BMJ Case Rep. 2021 Jun 28;14(6):e243338. doi: 10.1136/bcr-2021-243338.
Severe cases of the new COVID-19 are being reported in immunosuppressed patients. The risk seems to depend on the type of immunosuppressive agents used and it is particularly important in patients under the long-lasting effect of rituximab. Information regarding the best therapeutic approach to these patients is scarce and further studies are needed. We present a case of a young woman with rheumatoid arthritis treated with rituximab (last administration 4 months before her admission). She presented with a deteriorating and prolonged SARS-CoV-2 infection, with persistent fever, significant elevation of inflammatory markers and radiological progression. Glucocorticoids and antibiotic therapy were initiated, with no response. Intravenous immunoglobulin was then used with a rapid and exuberant response, anticipating a promising role of this therapy in immunosuppressed patients with COVID-19 under the effect of rituximab.

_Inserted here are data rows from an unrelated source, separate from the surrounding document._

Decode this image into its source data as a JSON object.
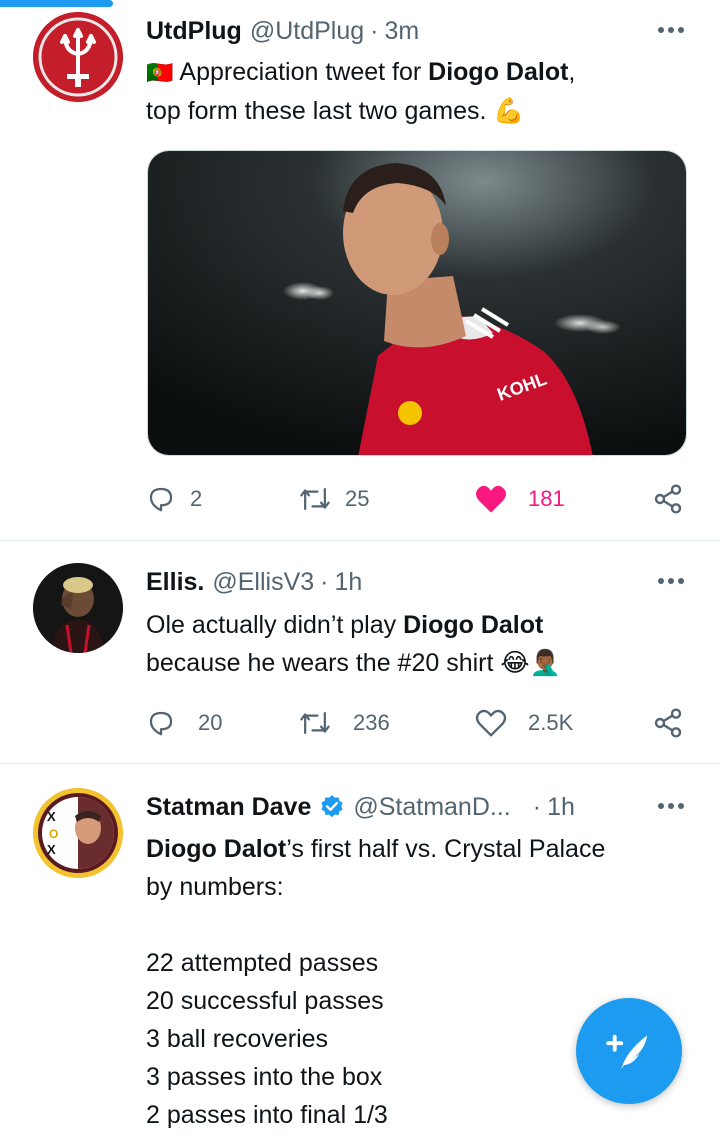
{
  "tweets": [
    {
      "name": "UtdPlug",
      "handle": "@UtdPlug",
      "sep": "·",
      "time": "3m",
      "flag": "🇵🇹",
      "text_pre": "Appreciation tweet for ",
      "text_bold": "Diogo Dalot",
      "text_post": ",",
      "text_line2": "top form these last two games.",
      "emoji": "💪",
      "replies": "2",
      "retweets": "25",
      "likes": "181",
      "liked": true
    },
    {
      "name": "Ellis.",
      "handle": "@EllisV3",
      "sep": "·",
      "time": "1h",
      "text_pre": "Ole actually didn’t play ",
      "text_bold": "Diogo Dalot",
      "text_line2": "because he wears the #20 shirt",
      "emoji": "😂🤦🏾‍♂️",
      "replies": "20",
      "retweets": "236",
      "likes": "2.5K",
      "liked": false
    },
    {
      "name": "Statman Dave",
      "handle": "@StatmanD...",
      "sep": "·",
      "time": "1h",
      "text_bold": "Diogo Dalot",
      "text_post": "’s first half vs. Crystal Palace",
      "text_line2": "by numbers:",
      "stats": [
        "22 attempted passes",
        "20 successful passes",
        "3 ball recoveries",
        "3 passes into the box",
        "2 passes into final 1/3"
      ]
    }
  ],
  "icons": {
    "more": "more-horizontal-icon",
    "reply": "reply-icon",
    "retweet": "retweet-icon",
    "like": "heart-icon",
    "share": "share-icon",
    "compose": "compose-tweet-icon",
    "verified": "verified-badge-icon"
  },
  "colors": {
    "accent": "#1d9bf0",
    "like": "#f91880",
    "muted": "#536471"
  }
}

有报道称,新出现的 COVID-19 重症病例出现在免疫抑制患者中。这种风险似乎取决于所使用的免疫抑制药物的类型,在长期接受利妥昔单抗治疗的患者中尤为重要。关于这些患者的最佳治疗方法的信息很少,需要进一步研究。我们报告了一例年轻女性类风湿关节炎患者,她接受了利妥昔单抗治疗(最后一次给药是在入院前 4 个月)。她出现了进行性和迁延性 SARS-CoV-2 感染,持续发热,炎症标志物显著升高,影像学进展。开始使用糖皮质激素和抗生素治疗,但没有反应。然后使用静脉注射免疫球蛋白,迅速且明显起效,预示着这种疗法在利妥昔单抗作用下 COVID-19 免疫抑制患者中可能具有良好的疗效。